Churrascaria Santos

  • Food & Drink

“Cooking is all about bringing people together. My vision for Churrascaria Santos is a Sunday feast kind of vibe - the kind that I had growing up.”

Churrascaria Santos hit the Footscray scene in August 2023, and it’s already buzzing. Experience a slice of Portugal right here in the west!

It’s a real-deal family affair, with the Santos family cooking up traditional Portuguese dishes that hit right where you want it.

Meet Eduardo Santos – first-generation Portuguese-Australian, passionate founder and front-of-house at Churrascaria Santos. He’s also putting in the work in the kitchen alongside his mum, while Eduardo’s dad mans the charcoal grill.

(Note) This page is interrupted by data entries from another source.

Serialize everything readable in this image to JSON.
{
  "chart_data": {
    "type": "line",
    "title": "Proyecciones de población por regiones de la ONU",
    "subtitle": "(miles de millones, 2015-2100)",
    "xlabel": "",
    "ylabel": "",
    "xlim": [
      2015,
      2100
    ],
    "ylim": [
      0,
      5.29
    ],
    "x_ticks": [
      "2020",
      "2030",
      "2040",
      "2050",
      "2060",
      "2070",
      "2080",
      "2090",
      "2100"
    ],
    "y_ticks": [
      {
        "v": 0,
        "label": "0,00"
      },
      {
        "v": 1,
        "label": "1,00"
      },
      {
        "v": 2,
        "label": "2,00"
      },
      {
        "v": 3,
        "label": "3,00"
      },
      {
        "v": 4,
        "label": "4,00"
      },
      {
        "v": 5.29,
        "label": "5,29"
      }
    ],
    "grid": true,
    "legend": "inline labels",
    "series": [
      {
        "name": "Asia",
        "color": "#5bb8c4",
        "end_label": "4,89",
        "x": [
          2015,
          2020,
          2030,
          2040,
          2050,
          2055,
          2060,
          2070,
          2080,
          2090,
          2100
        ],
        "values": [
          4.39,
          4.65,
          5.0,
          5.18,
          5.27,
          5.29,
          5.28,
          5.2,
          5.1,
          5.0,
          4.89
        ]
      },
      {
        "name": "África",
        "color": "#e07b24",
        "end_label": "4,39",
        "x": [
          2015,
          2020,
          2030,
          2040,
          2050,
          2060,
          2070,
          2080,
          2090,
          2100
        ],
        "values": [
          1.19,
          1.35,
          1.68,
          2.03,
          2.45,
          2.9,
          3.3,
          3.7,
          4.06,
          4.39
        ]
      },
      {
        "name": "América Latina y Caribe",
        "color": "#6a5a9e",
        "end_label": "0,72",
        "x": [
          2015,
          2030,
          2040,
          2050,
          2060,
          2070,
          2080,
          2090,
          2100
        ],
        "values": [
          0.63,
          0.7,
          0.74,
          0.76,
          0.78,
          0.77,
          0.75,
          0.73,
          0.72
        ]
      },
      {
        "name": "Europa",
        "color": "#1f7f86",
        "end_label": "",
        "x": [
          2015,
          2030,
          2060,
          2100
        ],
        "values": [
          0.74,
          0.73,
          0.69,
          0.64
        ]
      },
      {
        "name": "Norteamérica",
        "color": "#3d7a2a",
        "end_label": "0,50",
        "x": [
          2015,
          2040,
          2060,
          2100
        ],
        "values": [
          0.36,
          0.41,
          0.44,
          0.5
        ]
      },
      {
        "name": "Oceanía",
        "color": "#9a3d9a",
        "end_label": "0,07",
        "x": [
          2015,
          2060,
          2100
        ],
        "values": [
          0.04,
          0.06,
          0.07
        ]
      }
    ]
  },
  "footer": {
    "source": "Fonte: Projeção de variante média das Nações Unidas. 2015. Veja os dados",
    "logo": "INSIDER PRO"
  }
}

The Santos’ family roots go deep in Footscray. “Our family immigrated over forty years ago and started their lives in Footscray. Now I want to keep the tradition alive and build my dream right where everything started. I want to give back to the people with the first Portuguese restaurant in Melbourne’s west.”

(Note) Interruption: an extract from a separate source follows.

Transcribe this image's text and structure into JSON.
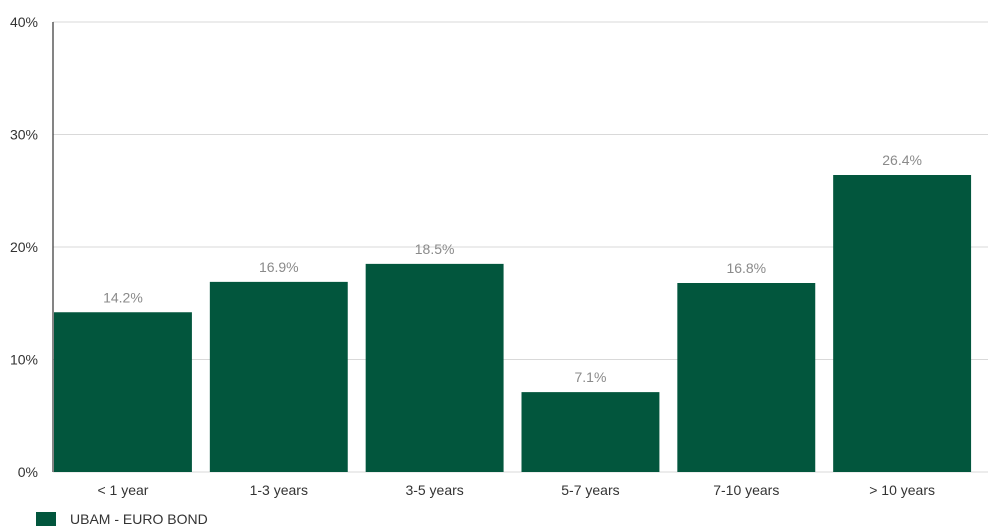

There are over 150,000 people of Portuguese heritage in Melbourne. Churrascaria Santos aims to serve them tastes of home, as well as introducing locals to a cuisine that most people only encounter via Nandos. 

A churrascaria is a place where meat is cooked in churrasco style, which translates roughly from the Portuguese word for ‘barbecue’.

“Our food is authentic and traditional. Forget about fancy dots of food and edible flowers! We grill, slow cook and embrace nose-to-tail ingredients.

“Cooking is all about bringing people together. My vision for Churrascaria Santos is a Sunday feast kind of vibe – the kind that I had growing up.”

And what’s on the menu? Think hearty, flavoursome food such as grilled meats, fish, stews, and more. Picanha, asado, house-cured meats – you name it! All made with love and care and the Santos’ family recipes.

There’s one dish that’s the talk of the town – the Bacalhau à Brás. “It is salted codfish with potatoes and eggs, and it’s our best seller. In Portugal there are over a thousand recipes for bacalhau and it takes a long time to prepare – you have to wash the fish under running water for two days to get the salt off.”

Also don’t miss the house made Peri-Peri sauce that’s used as the marinade for their flame-grilled chicken. It’s the Santos’ secret recipe but Eduardo does spill that the olive oil is infused with chilli, bay leaf and other aromatics for over three months. Customers love it so much there’s talk of bottling and selling the secret sauce.

“For dessert you have to try my mum’s traditional molotof meringue pudding and twenty-four egg caramel flan!” smiles Eduardo.

So, remember – Santos is the name, and churrasco is the game. It’s time to hit up Footscray for those Portuguese food vibes at Churrascaria Santos.